Siri has garnered a lot of media attention over the last month. Even hackers with intentions to port the digital assistant to other devices are making headlines. But along with all of the attention comes criticism. There’s a lot of folks that feel Siri isn’t worth the hype.

Apple has taken quite a bit of heat over releasing Siri, even though it’s labelled as “beta.” The company is typically known for releasing finely-tuned products that “just work,” and Siri doesn’t seem to fit that bill. But maybe Apple felt that it had to release Siri…

Ex-IBM Research engineer Benoit Maison wrote an interesting article on his blog in response to the onslaught of criticism Siri has received over its lack of polish. He believes that releasing the feature to the masses is the only way Apple could improve it:

“I worked on speech recognition with IBM Research for nearly six years. We participated in DARPA-sponsored research projects, field trials, and actual product development for various applications: dictation, call centers, automotive, even a classroom assistant for the hearing impaired. The basic story was always the same: get us more data! (data being in this case transcribed speech recordings). There is even a saying in the speech community: “there is no data like more data.”
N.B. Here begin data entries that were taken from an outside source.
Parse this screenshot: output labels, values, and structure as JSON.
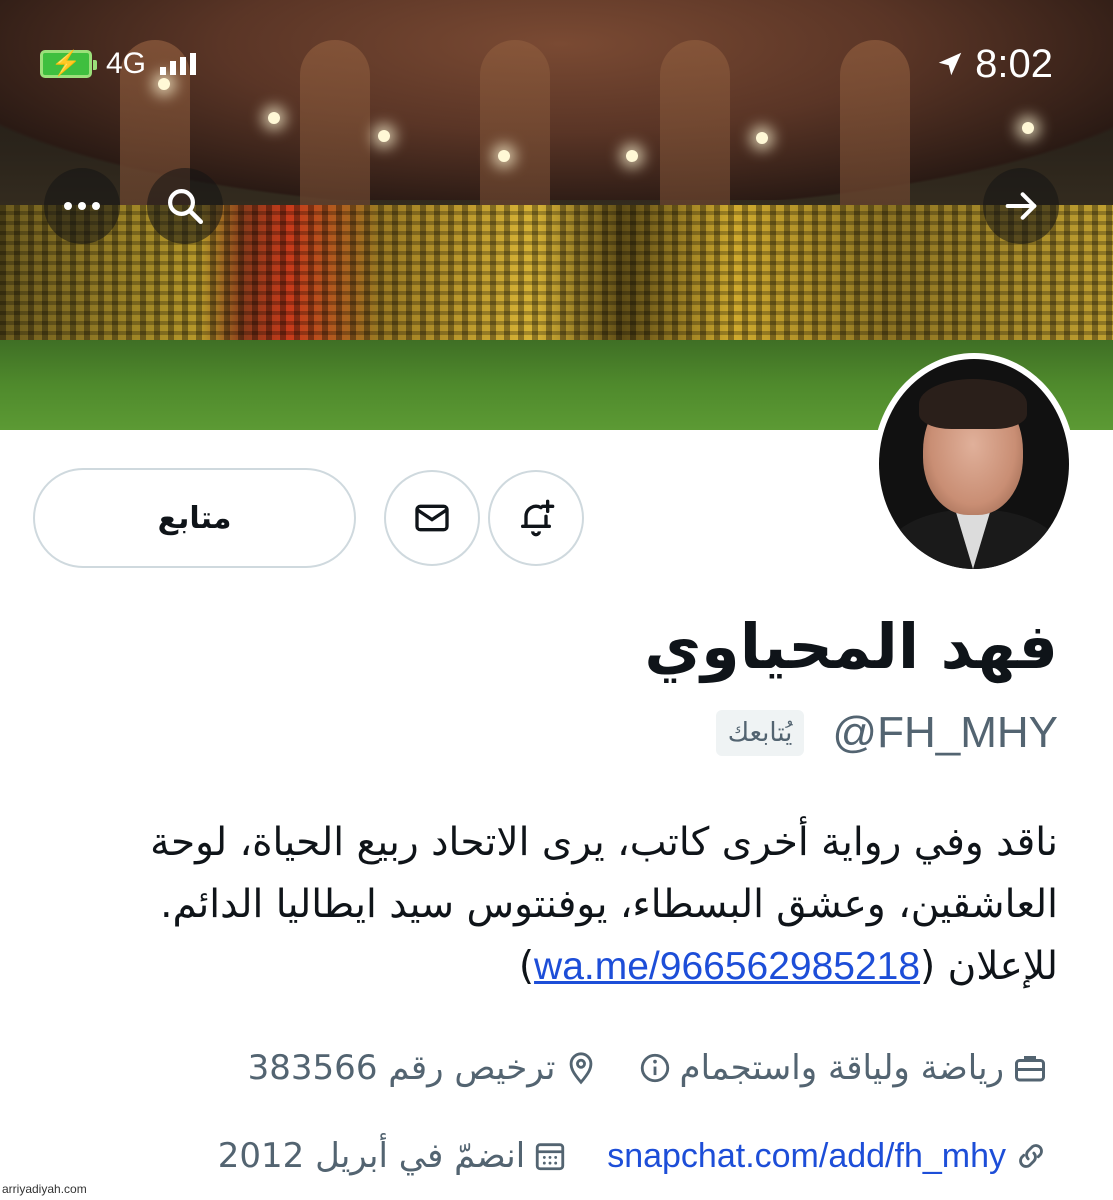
{
  "status_bar": {
    "network": "4G",
    "time": "8:02",
    "icons": [
      "battery-charging-icon",
      "signal-icon",
      "location-arrow-icon"
    ]
  },
  "header": {
    "icons": [
      "more-icon",
      "search-icon",
      "back-arrow-icon"
    ]
  },
  "actions": {
    "follow_label": "متابع",
    "icons": [
      "mail-icon",
      "notification-bell-icon"
    ]
  },
  "profile": {
    "name": "فهد المحياوي",
    "handle": "@FH_MHY",
    "follows_you": "يُتابعك",
    "bio_lines": [
      "ناقد وفي رواية أخرى كاتب، يرى الاتحاد ربيع الحياة، لوحة",
      "العاشقين، وعشق البسطاء، يوفنتوس سيد ايطاليا الدائم."
    ],
    "bio_ad_label": "للإعلان",
    "bio_link": "wa.me/966562985218",
    "category": "رياضة ولياقة واستجمام",
    "location": "ترخيص رقم 383566",
    "website": "snapchat.com/add/fh_mhy",
    "joined": "انضمّ في أبريل 2012"
  },
  "watermark": "arriyadiyah.com",
  "colors": {
    "link": "#1d4ed8",
    "secondary_text": "#536471",
    "border": "#cfd9de"
  }
}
To improve Siri, engineers must painstakingly look at the requests that she could not understand (in all languages!) and come up with new rules to cope with them.”

So what it boils down to is that in order for Siri to get better, Apple’s engineers need to collect as many failed responses in as many languages and variations as possible. And what better way to do that then by including the feature in its latest handset?

“It is important to understand that unlike Apple’s hardware and app designs, Siri’s software could not have been fine-tuned and thoroughly tested in the lab prior to a glorious release. It had to be released in its current form, to get exposure to as much variability as possible all the way from the acoustics to the interpretation of natural language.”

If Apple is really planning on implementing Siri into future products, say, an Apple TV set, it needs all of the help it can get working out the kinks beforehand.